The table below explains how gap insurance compares to both comprehensive and collision coverage:
Gap insurance | Comprehensive | Collision | |
---|---|---|---|
What it covers | Financially protects you if your car is deemed a total loss after a covered peril. DOES NOT pay for repairs or replacement. Only pays for the difference between an ACV and the remaining loan amount. | Pays for repairs or replacement if your car is damaged outside of a collision or after hitting an animal, such as a deer. Incidents such as fires, falling tree limbs or flood waters are all covered under a comprehensive plan. DOES NOT pay for any discrepancy between an ACV payout and the remaining loan amount. | Pays for repairs or replacement after your car is damaged in a moving accident. Incidents such as hitting another vehicle or running into a tree or fence are covered under collision coverage. DOES NOT pay for any discrepancy between an ACV payout and the remaining loan amount. |
Who offers it | Many insurance companies offer gap coverage, but they may call it loan/lease coverage instead. It is also possible to purchase it through an auto dealership. | Comprehensive coverage can be purchased with most insurance providers. | Collision coverage can be purchased with most insurance providers. |
Where to buy gap insurance in New York
Gap insurance is available from many, but not all, car insurance companies and can usually be added to an existing policy. In some cases, it may be purchased as a stand-alone option from the dealership or your lender. You may see it listed as loan/lease coverage by some companies.
If you purchase your gap insurance from the dealership or your lender, it may be added to the loan, thus incurring interest charges. Unless offered as a standalone option, meaning you just pay for it upfront, purchasing gap insurance through a dealership may not always be your best option. However, keep in mind that many factors may affect the cost of car insurance.
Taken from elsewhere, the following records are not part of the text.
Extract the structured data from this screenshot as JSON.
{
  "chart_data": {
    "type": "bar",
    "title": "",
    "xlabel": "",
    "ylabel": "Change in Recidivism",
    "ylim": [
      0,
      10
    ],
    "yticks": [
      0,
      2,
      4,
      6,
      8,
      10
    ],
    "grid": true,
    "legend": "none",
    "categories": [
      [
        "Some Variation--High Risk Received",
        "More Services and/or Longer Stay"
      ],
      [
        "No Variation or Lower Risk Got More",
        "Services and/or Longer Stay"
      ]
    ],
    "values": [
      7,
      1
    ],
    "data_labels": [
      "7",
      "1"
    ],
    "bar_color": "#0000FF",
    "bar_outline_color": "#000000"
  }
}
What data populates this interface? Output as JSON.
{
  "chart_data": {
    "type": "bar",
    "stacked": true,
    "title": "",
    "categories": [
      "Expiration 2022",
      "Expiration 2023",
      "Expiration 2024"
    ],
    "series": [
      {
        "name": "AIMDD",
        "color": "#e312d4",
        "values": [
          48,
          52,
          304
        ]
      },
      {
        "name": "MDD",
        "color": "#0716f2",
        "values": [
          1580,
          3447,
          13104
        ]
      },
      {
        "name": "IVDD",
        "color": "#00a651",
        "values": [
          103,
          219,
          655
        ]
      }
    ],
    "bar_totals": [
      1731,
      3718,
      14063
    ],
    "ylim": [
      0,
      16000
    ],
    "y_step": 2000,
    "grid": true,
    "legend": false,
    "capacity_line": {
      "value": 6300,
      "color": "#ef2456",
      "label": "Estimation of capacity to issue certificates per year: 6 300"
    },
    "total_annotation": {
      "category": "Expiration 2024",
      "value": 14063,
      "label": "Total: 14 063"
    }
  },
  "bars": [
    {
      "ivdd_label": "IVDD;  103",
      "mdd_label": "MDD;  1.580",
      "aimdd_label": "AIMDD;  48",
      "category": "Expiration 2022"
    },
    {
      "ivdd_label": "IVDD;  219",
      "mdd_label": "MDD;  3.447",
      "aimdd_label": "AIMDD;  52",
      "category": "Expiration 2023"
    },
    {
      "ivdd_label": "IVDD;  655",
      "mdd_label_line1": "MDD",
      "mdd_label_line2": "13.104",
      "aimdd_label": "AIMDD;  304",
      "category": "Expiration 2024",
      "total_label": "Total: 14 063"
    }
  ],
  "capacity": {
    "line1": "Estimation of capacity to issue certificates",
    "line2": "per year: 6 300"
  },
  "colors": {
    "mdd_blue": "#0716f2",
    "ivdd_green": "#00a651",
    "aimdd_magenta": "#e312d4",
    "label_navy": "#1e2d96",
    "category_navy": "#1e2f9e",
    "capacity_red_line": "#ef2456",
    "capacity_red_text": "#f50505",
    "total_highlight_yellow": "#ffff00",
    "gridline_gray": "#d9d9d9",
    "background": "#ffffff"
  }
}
Gap insurance companies in New York
Although not all insurers offer gap coverage, many New York carriers do have this option available at a reasonable rate. If you are looking for gap insurance in NY, you may want to consider one of the following companies:
- Allstate: One of the largest insurers in the U.S., Allstate offers multiple discounts to help lower your rate and robust mobile and online tools for managing your policy online. Its deductible rewards program offers $100 off your collision deductible for every year of safe driving.
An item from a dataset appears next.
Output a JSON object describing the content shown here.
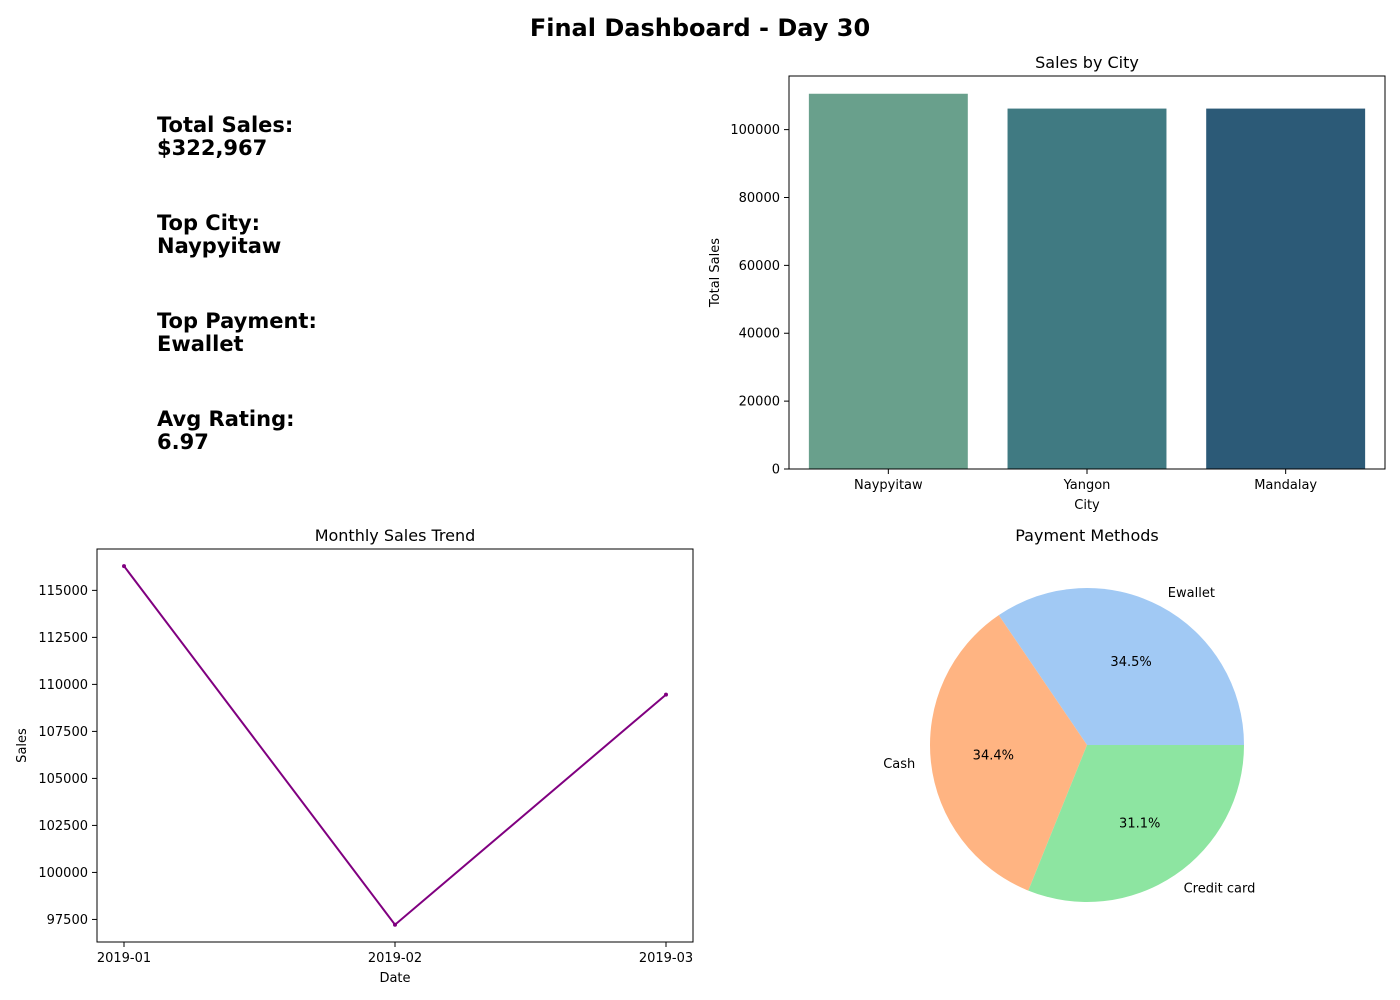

- Liberty Mutual: Liberty Mutual scored well above average in the 2024 J.D. Power Auto Claims Satisfaction Study, which suggests it offers excellent customer service. You can save up to 30 percent on car insurance by taking advantage of its RightTrack telematics program, according to the carrier.
- Nationwide: Nationwide offers affordable rates for many drivers and scores well with J.D. Power. Like Allstate, it has a vanishing deductible program, along with other coverage options, including a total loss deductible waiver.
- Progressive: Progressive earned a high 4.4 Bankrate Score in 2025, based on the company’s solid financial strength ratings, numerous discounts and customizable policy options. It offers some of the cheapest average rates for drivers who need high-risk insurance.
- Travelers: Travelers earned above-average marks in New York in J.D. Power’s 2025 U.S. Auto Insurance Study, which assesses overall customer satisfaction. The company’s IntelliDrive program offers savings of up to 30 percent according to its website, and it features several discounts that could benefit young drivers.